Thursday, April 12, 2012

Labour Conference preview

Tomorrow I head to Galway for the Labour Party Conference. It promises to be an interesting event as it is the first conference I will have attended with Labour being a party of government and also the first conference where Michael D Higgins will not be in attendance and giving a masterclass in oratory.
Friday evening's session covers the administrative tasks and then debate on Communications, Social, Protection and Political Reform. Of these, the most interesting motion is one from Harold's Cross branch (#25) demanding the restoration of the FOI act and ensuring that NAMA comes under its remit. After all of Gavin Sheridan's efforts to get information from NAMA it would be great to see such a move actually happening.

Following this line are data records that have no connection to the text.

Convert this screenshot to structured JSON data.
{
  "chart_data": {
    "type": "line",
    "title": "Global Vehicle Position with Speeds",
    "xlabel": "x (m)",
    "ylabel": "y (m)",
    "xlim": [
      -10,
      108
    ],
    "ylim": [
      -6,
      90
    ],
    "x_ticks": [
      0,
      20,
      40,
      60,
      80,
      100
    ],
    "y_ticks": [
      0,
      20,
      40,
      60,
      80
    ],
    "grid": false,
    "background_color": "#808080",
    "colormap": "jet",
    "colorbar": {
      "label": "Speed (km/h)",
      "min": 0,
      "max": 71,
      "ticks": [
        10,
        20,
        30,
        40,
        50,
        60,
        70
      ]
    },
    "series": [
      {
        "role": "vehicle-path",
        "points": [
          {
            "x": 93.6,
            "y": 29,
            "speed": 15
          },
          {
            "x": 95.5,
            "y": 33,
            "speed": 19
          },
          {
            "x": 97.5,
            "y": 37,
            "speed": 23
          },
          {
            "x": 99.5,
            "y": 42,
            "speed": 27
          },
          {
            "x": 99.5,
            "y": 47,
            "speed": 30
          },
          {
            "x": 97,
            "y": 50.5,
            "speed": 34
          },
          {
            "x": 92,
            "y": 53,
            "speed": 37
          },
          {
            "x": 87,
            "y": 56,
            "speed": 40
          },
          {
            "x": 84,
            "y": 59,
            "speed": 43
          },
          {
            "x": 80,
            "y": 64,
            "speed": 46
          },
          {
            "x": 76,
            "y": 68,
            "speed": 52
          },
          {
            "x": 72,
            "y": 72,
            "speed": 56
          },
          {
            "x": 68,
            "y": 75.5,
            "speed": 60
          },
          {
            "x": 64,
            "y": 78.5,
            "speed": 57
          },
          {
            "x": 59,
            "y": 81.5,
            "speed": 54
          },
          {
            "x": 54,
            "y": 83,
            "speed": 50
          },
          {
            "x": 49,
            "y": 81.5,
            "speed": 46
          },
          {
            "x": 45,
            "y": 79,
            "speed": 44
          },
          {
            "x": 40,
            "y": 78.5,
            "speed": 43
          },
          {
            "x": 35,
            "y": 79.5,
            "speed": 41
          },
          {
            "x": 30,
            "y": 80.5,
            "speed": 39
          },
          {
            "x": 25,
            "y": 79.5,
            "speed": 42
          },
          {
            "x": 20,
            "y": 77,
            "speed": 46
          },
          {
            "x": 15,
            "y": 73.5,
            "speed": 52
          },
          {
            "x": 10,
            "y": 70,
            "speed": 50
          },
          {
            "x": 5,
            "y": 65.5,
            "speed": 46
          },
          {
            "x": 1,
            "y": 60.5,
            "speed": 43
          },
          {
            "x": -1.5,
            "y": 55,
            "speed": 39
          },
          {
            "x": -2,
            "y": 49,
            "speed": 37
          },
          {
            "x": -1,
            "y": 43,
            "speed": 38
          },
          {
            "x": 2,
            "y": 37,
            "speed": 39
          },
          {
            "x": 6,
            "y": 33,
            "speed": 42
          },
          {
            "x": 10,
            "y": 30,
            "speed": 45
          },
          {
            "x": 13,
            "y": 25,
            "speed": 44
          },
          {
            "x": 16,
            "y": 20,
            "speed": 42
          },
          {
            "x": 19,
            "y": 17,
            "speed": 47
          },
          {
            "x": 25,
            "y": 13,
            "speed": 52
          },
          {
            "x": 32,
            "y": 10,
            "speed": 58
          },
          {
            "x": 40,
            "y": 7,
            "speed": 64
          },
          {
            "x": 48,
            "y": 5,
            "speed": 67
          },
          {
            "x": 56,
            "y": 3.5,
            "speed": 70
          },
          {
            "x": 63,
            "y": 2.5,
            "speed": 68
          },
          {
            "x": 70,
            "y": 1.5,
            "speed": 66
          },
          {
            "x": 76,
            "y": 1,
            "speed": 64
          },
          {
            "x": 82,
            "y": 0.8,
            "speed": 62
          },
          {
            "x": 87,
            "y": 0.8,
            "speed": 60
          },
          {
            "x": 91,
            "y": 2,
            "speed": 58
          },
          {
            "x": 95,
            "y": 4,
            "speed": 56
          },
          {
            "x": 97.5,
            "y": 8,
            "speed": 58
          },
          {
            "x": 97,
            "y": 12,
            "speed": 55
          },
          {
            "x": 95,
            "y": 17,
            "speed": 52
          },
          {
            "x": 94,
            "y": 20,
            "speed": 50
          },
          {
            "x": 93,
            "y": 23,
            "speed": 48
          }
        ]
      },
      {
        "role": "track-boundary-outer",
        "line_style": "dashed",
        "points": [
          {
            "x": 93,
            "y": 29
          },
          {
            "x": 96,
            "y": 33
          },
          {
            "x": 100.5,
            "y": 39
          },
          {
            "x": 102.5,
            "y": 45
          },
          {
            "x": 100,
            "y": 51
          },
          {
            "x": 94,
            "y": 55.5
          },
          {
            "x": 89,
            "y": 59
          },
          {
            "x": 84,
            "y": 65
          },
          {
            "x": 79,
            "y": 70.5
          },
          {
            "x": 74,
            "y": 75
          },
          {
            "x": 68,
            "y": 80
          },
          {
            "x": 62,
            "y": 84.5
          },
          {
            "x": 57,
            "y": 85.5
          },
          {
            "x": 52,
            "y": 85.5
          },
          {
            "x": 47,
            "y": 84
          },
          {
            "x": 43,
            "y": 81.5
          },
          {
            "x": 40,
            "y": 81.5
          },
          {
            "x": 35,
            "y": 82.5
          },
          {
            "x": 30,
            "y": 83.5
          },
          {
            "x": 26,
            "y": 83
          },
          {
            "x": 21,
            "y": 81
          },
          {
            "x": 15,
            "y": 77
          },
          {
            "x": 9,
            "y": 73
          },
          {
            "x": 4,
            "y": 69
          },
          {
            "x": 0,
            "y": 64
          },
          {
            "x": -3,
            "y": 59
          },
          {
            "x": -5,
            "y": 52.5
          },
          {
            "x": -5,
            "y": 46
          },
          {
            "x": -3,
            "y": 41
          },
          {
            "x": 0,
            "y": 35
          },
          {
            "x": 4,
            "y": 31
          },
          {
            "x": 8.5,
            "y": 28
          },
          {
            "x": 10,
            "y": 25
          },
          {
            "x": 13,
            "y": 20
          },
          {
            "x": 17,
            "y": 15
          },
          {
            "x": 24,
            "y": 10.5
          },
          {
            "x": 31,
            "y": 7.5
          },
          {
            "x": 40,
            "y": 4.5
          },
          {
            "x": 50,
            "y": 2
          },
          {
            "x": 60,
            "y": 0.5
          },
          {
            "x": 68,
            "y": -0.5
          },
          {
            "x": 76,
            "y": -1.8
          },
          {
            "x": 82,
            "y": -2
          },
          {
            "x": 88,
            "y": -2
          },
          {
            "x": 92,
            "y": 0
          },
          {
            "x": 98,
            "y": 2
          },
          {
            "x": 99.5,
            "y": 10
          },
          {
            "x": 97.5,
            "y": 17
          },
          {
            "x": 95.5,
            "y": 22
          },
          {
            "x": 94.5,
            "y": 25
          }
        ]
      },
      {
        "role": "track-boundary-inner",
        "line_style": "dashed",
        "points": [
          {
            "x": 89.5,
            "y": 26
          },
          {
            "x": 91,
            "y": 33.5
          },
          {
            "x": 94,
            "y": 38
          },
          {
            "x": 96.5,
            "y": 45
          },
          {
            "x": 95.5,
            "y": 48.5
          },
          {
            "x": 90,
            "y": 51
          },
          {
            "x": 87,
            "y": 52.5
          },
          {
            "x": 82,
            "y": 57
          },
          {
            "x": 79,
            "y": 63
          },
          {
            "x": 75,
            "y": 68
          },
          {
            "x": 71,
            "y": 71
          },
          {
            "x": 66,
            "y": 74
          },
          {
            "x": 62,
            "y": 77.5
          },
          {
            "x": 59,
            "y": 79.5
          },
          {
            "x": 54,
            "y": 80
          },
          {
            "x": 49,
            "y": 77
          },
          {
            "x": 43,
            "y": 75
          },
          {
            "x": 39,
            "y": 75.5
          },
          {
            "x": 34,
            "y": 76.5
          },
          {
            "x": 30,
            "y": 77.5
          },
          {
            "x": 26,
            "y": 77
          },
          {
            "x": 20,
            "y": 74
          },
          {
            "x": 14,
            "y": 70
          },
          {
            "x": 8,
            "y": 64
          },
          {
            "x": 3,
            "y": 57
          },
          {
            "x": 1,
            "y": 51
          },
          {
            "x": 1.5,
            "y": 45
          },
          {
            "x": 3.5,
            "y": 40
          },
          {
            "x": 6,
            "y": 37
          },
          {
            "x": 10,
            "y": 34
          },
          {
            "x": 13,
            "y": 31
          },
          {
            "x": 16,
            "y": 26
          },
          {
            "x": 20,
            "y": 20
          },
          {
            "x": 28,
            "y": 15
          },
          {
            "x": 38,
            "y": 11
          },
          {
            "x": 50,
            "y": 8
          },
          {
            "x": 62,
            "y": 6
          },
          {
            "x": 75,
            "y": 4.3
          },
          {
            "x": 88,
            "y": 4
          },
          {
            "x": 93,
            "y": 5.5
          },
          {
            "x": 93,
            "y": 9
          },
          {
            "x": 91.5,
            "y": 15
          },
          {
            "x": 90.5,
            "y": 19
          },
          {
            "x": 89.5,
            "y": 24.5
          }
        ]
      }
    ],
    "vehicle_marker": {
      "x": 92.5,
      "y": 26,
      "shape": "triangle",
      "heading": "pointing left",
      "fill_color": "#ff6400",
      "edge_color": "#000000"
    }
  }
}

Saturday morning features Education, Health and Jobs. The first two will be covered before 11 when the RTE cameras will start rolling and a stream of councillors and TDs will most likely be lined up to have their 3 minutes of fame. These motions look to have been carefully selected to avoid any controversy as they almost all state support for creating jobs - who could possibly be against that?
The afternoon session is a whole other kettle of fish. The economy takes centre stage and there are over 30 motions up for debate. There are at least a few that I feel I may end up speaking against, mainly to do with the IBRC promissory notes. There will also be motions taken on internal party organization which are often the most entertaining. One that Dublin South East members may be keenly interested in is #112 supporting the abolition of the Candidate Selection Boards which ended up splitting DSE in two for the selection of candidates for the last general election.

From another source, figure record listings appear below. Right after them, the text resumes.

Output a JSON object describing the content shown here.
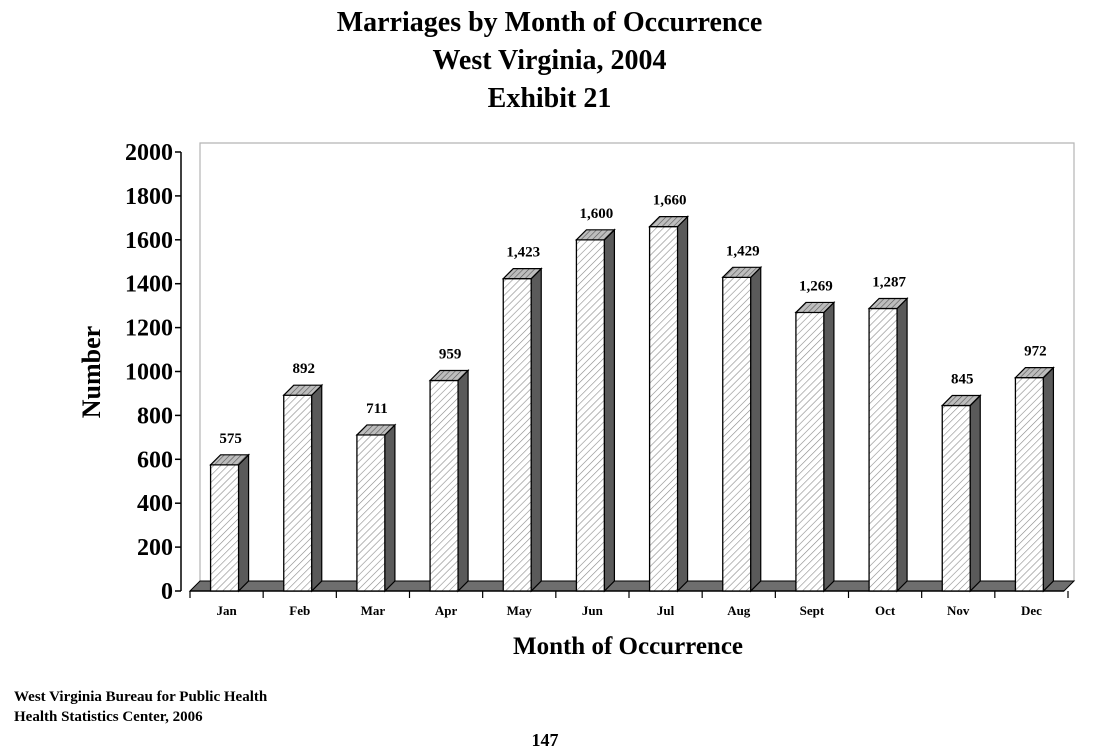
{
  "chart_data": {
    "type": "bar",
    "title": "Marriages by Month of Occurrence",
    "subtitle": "West Virginia, 2004",
    "exhibit": "Exhibit 21",
    "xlabel": "Month of Occurrence",
    "ylabel": "Number",
    "ylim": [
      0,
      2000
    ],
    "yticks": [
      0,
      200,
      400,
      600,
      800,
      1000,
      1200,
      1400,
      1600,
      1800,
      2000
    ],
    "categories": [
      "Jan",
      "Feb",
      "Mar",
      "Apr",
      "May",
      "Jun",
      "Jul",
      "Aug",
      "Sept",
      "Oct",
      "Nov",
      "Dec"
    ],
    "values": [
      575,
      892,
      711,
      959,
      1423,
      1600,
      1660,
      1429,
      1269,
      1287,
      845,
      972
    ],
    "data_labels": [
      "575",
      "892",
      "711",
      "959",
      "1,423",
      "1,600",
      "1,660",
      "1,429",
      "1,269",
      "1,287",
      "845",
      "972"
    ],
    "grid": false,
    "style": "3d-hatched-bars"
  },
  "footer": {
    "source_line1": "West Virginia Bureau for Public Health",
    "source_line2": "Health Statistics Center, 2006",
    "page_number": "147"
  }
}
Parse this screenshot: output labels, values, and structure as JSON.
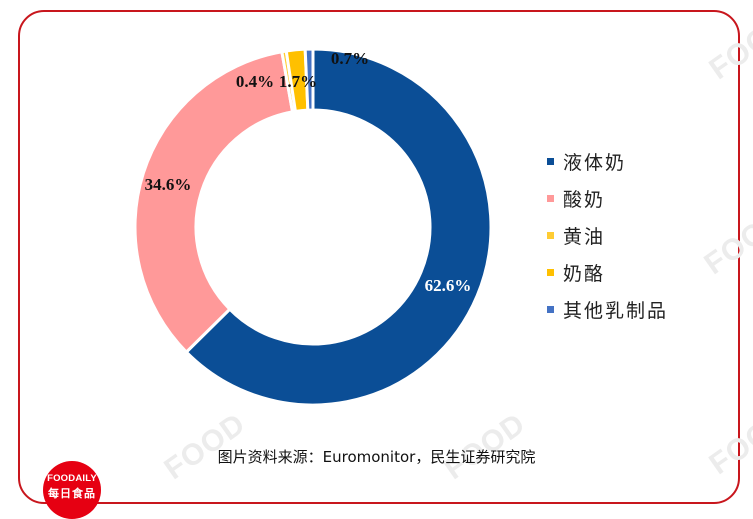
{
  "chart_data": {
    "type": "pie",
    "variant": "donut",
    "title": "",
    "categories": [
      "液体奶",
      "酸奶",
      "黄油",
      "奶酪",
      "其他乳制品"
    ],
    "values": [
      62.6,
      34.6,
      0.4,
      1.7,
      0.7
    ],
    "labels": [
      "62.6%",
      "34.6%",
      "0.4%",
      "1.7%",
      "0.7%"
    ],
    "colors": [
      "#0B4E96",
      "#FF9999",
      "#FFCC33",
      "#FFC000",
      "#4472C4"
    ],
    "start_angle": "12 o'clock",
    "direction": "clockwise",
    "legend_position": "right"
  },
  "legend": {
    "items": [
      {
        "label": "液体奶",
        "color": "#0B4E96"
      },
      {
        "label": "酸奶",
        "color": "#FF9999"
      },
      {
        "label": "黄油",
        "color": "#FFCC33"
      },
      {
        "label": "奶酪",
        "color": "#FFC000"
      },
      {
        "label": "其他乳制品",
        "color": "#4472C4"
      }
    ]
  },
  "source": "图片资料来源：Euromonitor，民生证券研究院",
  "logo": {
    "en": "FOODAILY",
    "cn": "每日食品"
  },
  "watermark": "FOOD",
  "frame_color": "#C8161D"
}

After a break for workshops, the conference reconvenes for the Leader's Speech which this year features David Begg from ICTU as the warm up act. How aligned ICTU and the party still are is a matter for some debate so it will be interesting to see if contradictory positions are taken by the speakers on any topic. Leader's Speech is also televised so the body language and positioning of Eamon vis-a-vis other TDs and Senators will show how united or divided the parliamentary party is to the public. The amount of cheering and clapping (or lack thereof) will also been seen as endorsement (or not) of the party's performance in government by the membership.
Conference winds up on Sunday morning for the hangover sufferers with debate on International, Justice and Environmental issues. The DSE motion that was proposed by the Rathmines Branch (#155) will be taken almost at the end of the session. Rathmines' amendment to the abortion motion (#138) is also scheduled for debate on Sunday morning. The local clergy must be up in arms about our defiling of the Sabbath day! Following the singing of the Red Flag, we'll all pack up and head back home content or disgruntled with the weekend's events.
Of course, the most important part of conference is what happens in the bars, restaurants, corridors and nightclubs. It is a great chance to meet other like-minded people, catch up with old friends and comrades and let one's hair down in a vaguely safe environment. But to take a phrase from another part of my life, what happens on tour stays on tour and so those secrets will be taken to the grave.